Today, let’s reflect on the mystery of the Incarnation — the Christmas portion of our faith. (If you do not accept this as an article of faith, then just consider it as a beautiful story; it still has power; it still can have real meaning for you.)
St. John says “The Word became flesh and dwelt among us” (John 1:14). Jesus saves us as man. Incarnation: Carnal: meat, flesh. Our God became flesh. “He emptied himself of his equality with God and became as humans are”(Philippians 2). The Father sent his Son into our world to identify with us. To become one of us and with us. God likes the human race! In Jesus, a marriage is made between God and the human race.
But this article of our Christian faith often doesn’t dawn on folks. Many think he was just play-acting – pretending to be human.

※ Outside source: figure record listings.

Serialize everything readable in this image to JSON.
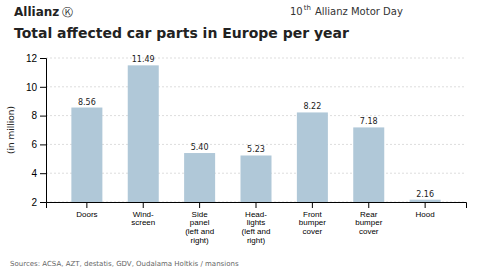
{
  "chart_data": {
    "type": "bar",
    "title": "Total affected car parts in Europe per year",
    "categories": [
      "Doors",
      "Wind-\nscreen",
      "Side\npanel\n(left and\nright)",
      "Head-\nlights\n(left and\nright)",
      "Front\nbumper\ncover",
      "Rear\nbumper\ncover",
      "Hood"
    ],
    "values": [
      8.56,
      11.49,
      5.4,
      5.23,
      8.22,
      7.18,
      2.16
    ],
    "value_labels": [
      "8.56",
      "11.49",
      "5.40",
      "5.23",
      "8.22",
      "7.18",
      "2.16"
    ],
    "data_labels": true,
    "color": "#b0c8d8",
    "y_label": "(in million)",
    "ylim": [
      2,
      12
    ],
    "yticks": [
      2,
      4,
      6,
      8,
      10,
      12
    ],
    "grid": true,
    "annotations": [
      "Allianz",
      "Ⓚ",
      "10",
      "th",
      "Allianz Motor Day",
      "Sources: ACSA, AZT, destatis, GDV, Oudalama Holtkis / mansions"
    ]
  }
}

I offer this passage (excerpted) from St. Gregory Nazianzen, bishop and doctor of the church in the fourth century from the Advent Office of Readings:
“He [Jesus] takes to himself all that is human, except sin (unfaithfulness) .
He comes forth as God, in the human nature he has taken, one being, made of two contrary elements, flesh and spirit.
Spirit gave divinity, flesh receives it.
He who makes rich is made poor;
he takes on the poverty of my flesh, that I may gain the riches of divinity.
He who was full is made empty;
he is emptied for a brief space of glory, that I may share in his fullness.
We need God to become one of us and with us.
To help us like and love ourselves.
To realize that Love and Beauty and all good things are our destiny.
We need God to invite us to our future instead of destroying ourselves.
If only we believed.
If only we believed.
Take time today to allow this story of God’s love affair with the human race to touch you,
embrace you, and heal your heart, and transform your life as it has mine.
And continues to do so, day after day after day
because I, for one, really, really, really like being caught up in Love!